Skolyozun toplumda görülme sıklığının, etnik ve coğrafi özelliklere bağlı olarak farklılıklar gösterdiğine işaret eden Sultanoğlu, “Skolyoz ile ilgili bilimsel araştırmaların sonuçlarında genetik geçişin etkili olduğu gösterilmiştir. Adölesan idiyopatik skolyozlu hastaların yaklaşık yüzde 30’unun ailesinde skolyoz öyküsü vardır. Ebeveynleri skolyoz olan 3 çocuktan yaklaşık 1’inde skolyoz gelişir. Ülkemizde adölesan idiyopatik skolyoz, sağlıklı çocukların ortalama yüzde 2-4’ünde görülür. Türkiye’de yapılan çalışmaların sonuçları büyüme çağındaki her 100 çocuktan 3’ünde skolyoz olduğunu; tespit edilen çocukların yüzde 95 gibi çok büyük bir oranında ne kendilerinin ne de ailelerinin skolyoz olduğunun farkında olmadığını göstermiştir. Çocukluk çağında, idiyopatik skolyoz hem kızlarda hem de erkeklerde görülür. Eğriliğin artışı, en çok büyüme çağında olur. En sık görülen idiyopatik skolyoz sıklıkla ergenliğin başlangıcındaki 10-15 yaş çocuklarda görülür. Erişkinlerde de skolyoz oluşabilir fakat bu oluşum herhangi başka bir hastalık, enfeksiyon veya yaralanmaya bağlı olabilir” şeklinde konuştu.
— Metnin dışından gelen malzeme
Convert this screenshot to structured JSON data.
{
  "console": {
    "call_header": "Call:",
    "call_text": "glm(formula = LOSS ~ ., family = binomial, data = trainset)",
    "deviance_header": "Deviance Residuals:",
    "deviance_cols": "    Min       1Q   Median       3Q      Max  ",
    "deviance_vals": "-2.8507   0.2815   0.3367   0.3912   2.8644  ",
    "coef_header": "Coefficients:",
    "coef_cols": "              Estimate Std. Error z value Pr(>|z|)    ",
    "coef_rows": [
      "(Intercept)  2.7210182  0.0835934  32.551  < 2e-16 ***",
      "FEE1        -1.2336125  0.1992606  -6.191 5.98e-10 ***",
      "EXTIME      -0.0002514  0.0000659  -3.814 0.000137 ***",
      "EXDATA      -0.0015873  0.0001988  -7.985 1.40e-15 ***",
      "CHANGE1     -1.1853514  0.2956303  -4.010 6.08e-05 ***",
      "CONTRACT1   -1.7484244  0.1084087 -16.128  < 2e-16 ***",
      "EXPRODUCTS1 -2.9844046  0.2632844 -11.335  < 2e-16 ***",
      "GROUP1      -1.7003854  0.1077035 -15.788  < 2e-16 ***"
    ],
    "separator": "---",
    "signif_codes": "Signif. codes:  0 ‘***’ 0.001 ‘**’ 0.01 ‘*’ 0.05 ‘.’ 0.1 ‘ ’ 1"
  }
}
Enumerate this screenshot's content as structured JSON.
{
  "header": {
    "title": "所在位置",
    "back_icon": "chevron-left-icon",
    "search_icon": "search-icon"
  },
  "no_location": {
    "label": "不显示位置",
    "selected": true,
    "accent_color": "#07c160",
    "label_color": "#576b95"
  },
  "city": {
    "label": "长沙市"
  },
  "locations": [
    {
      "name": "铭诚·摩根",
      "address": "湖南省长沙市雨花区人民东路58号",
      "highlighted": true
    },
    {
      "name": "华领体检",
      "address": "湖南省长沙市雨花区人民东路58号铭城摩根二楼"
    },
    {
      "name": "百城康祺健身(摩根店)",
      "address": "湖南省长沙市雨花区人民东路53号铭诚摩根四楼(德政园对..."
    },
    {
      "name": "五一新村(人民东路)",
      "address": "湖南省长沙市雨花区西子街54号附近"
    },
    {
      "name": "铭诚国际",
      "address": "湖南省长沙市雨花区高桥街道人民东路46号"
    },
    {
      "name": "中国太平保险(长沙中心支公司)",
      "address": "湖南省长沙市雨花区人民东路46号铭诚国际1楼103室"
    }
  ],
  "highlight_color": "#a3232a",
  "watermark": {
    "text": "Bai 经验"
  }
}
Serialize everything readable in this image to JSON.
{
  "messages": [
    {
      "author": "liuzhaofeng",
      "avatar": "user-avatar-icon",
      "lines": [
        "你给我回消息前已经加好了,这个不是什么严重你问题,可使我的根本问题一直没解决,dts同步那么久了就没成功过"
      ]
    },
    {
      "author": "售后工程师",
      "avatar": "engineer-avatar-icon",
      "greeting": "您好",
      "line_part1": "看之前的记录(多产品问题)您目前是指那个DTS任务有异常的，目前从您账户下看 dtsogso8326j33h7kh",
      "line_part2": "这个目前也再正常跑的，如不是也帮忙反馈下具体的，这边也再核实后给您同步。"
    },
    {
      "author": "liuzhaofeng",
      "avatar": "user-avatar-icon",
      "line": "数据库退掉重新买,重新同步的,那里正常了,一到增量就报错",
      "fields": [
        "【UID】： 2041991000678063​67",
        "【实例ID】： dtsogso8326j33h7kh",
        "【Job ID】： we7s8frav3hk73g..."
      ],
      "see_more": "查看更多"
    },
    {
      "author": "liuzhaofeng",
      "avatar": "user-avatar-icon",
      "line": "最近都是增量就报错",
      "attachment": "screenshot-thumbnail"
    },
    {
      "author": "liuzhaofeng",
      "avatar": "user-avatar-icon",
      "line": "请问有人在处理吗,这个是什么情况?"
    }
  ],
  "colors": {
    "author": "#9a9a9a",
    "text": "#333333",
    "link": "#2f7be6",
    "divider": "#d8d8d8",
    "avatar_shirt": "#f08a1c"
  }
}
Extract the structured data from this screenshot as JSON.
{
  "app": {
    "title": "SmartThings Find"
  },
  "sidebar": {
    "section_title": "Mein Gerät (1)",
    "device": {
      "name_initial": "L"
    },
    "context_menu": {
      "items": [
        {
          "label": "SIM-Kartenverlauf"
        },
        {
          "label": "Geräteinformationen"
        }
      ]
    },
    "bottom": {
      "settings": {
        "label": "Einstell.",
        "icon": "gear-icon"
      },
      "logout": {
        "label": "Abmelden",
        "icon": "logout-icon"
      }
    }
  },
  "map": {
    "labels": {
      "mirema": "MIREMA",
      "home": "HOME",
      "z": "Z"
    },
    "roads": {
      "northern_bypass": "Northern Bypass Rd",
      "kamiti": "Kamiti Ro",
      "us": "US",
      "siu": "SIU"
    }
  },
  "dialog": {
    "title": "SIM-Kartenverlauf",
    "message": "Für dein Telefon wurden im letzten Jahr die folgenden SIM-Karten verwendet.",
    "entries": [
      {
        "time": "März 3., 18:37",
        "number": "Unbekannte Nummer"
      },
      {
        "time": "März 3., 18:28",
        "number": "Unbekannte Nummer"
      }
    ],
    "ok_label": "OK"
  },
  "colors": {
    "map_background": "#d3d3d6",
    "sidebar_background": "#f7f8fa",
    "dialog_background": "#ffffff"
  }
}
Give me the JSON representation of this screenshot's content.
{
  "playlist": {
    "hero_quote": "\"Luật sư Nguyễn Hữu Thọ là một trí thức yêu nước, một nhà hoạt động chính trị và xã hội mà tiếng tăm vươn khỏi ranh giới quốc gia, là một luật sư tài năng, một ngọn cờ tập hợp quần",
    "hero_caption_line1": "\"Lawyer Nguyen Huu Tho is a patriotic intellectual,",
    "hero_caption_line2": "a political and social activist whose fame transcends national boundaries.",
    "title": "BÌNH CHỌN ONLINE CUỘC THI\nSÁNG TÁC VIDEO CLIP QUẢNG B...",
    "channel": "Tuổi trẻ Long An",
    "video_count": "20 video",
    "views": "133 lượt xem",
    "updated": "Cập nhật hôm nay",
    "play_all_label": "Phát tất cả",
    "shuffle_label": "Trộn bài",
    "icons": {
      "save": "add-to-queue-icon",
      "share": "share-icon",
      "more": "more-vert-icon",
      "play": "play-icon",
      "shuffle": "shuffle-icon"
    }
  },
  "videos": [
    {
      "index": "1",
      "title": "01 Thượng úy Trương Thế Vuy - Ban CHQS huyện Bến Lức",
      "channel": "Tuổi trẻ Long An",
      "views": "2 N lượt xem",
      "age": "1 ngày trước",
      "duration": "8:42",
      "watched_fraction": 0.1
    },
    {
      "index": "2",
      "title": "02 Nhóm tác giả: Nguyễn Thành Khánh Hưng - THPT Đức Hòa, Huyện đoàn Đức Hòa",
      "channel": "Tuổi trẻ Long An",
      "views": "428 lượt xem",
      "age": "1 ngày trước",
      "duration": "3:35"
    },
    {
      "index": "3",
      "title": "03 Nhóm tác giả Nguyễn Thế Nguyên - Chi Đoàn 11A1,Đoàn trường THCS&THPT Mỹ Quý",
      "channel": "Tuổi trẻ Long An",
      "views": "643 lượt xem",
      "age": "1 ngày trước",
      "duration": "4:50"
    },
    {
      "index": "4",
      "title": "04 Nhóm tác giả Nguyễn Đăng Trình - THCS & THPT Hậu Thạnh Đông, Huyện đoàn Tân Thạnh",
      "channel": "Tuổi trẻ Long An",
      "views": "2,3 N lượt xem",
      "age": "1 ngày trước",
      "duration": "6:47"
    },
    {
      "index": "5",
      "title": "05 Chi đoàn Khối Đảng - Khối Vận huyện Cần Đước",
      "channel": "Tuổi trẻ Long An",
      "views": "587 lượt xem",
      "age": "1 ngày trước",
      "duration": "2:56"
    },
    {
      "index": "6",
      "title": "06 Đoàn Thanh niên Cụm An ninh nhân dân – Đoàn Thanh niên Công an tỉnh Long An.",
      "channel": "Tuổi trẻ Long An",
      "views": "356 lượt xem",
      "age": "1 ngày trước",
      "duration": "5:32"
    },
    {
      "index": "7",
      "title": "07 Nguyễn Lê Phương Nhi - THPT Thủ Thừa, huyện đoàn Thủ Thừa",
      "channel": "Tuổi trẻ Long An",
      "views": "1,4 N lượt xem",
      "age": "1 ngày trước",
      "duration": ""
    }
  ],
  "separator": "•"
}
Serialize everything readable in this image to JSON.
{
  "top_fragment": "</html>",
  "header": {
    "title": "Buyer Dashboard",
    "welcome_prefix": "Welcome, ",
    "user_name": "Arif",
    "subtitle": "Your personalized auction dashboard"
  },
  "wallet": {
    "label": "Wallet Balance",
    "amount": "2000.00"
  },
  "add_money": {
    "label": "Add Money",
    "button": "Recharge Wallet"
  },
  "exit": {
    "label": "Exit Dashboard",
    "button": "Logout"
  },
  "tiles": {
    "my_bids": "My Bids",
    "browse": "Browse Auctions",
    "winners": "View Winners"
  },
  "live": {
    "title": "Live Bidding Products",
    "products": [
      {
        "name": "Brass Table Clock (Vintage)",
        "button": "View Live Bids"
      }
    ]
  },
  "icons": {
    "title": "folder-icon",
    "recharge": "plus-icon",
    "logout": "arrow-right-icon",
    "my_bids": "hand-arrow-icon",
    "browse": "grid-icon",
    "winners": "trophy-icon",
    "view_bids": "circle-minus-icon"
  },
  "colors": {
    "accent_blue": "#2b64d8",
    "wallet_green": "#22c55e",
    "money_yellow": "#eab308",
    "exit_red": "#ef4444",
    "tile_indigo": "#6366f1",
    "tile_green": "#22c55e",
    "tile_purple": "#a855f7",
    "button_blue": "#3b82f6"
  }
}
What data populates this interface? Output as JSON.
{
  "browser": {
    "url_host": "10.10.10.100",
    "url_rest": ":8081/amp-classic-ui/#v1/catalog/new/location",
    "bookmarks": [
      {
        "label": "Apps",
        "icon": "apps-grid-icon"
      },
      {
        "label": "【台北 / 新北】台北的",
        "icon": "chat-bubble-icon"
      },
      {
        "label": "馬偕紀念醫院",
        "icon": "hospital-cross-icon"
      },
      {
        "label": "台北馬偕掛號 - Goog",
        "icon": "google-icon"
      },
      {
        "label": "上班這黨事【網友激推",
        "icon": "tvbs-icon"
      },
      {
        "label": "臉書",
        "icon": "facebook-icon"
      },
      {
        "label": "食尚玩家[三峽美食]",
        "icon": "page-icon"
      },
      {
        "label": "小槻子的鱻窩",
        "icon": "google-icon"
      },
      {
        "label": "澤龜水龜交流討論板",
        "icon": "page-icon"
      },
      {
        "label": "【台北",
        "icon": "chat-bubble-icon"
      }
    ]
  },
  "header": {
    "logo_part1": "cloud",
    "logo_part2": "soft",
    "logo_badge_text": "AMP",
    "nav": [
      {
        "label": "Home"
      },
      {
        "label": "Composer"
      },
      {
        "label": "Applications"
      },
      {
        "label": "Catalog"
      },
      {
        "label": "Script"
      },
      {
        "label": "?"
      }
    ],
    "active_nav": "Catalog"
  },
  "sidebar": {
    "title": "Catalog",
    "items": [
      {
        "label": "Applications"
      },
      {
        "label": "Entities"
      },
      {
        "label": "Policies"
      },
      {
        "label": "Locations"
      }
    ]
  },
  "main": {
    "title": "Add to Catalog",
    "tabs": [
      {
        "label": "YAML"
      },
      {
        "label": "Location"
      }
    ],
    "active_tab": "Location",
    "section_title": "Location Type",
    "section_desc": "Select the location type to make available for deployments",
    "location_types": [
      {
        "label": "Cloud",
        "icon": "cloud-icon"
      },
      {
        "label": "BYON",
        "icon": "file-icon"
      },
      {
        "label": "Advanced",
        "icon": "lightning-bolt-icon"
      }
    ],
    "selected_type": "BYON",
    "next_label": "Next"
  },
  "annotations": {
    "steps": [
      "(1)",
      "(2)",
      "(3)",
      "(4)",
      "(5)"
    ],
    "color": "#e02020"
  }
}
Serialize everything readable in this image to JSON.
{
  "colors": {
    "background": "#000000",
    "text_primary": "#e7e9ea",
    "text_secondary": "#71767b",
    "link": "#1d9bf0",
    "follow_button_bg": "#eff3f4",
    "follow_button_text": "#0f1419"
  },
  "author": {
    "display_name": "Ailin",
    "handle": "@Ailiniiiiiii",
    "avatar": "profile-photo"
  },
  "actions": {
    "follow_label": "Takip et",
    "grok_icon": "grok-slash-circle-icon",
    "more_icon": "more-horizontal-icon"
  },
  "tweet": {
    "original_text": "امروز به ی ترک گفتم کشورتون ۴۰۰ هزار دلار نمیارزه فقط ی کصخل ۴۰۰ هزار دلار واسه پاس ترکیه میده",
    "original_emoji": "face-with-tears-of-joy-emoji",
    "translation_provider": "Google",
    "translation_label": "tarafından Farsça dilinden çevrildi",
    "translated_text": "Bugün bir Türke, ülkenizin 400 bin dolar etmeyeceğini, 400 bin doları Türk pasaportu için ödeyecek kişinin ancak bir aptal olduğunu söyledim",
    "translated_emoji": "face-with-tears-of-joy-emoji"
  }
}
Skolyozun erken dönemde hiçbir sağlık problemi oluşturmadığını vurgulayan Doç. Dr. Tuba Erdem Sultanoğlu, az ve genellikle ağrısız karakterde olması nedeniyle kolaylıkla gözden kaçabileceğine işaret etti. Dikkatli olunmadığı takdirde ailelerin fark etmesinin zor olduğunu söyleyen Sultanoğlu, “Skolyozun belirtileri, omuzlardan birinin diğerine göre yüksek olması, kalçanın sağa/sola doğru kayması veya bir tarafta kalçanın yüksek durması, kürek kemiklerinin duruşunda eşitsizlik gibi görsel özelliklerdir. Ayrıca kollar yanda gevşek bir şekilde dururken, bir tarafta kol ile vücut arasında daha fazla boşluk olabilir. Baş tam olarak pelvis üzerinde ortalanamayabilir. Bel bir tarafta düzleştirilebilir; belin bir tarafında cilt kırışıklıkları bulunabilir. Yürümede ve ayakta durmada bir tarafa daha fazla yük verilir. Öne eğilmede sırtta kaburgaların neden olduğu bir çıkıntı oluşabilir. Ailelerin düzenli olarak yapmaları gereken çocuğun sırtı çıplak olarak ayaklar bitişik, dizler düz pozisyonda öne doğru eğilmesi ve omurgasının düz bir hat üzerinde olup olmadığının gözle incelenmesidir. Bu şekilde kontrol sonunda, eğer skolyoz varsa sırtın sağında ya da solunda veya bel bölgesinde çıkıntılı bir yükseklik göze çarpar” diye konuştu.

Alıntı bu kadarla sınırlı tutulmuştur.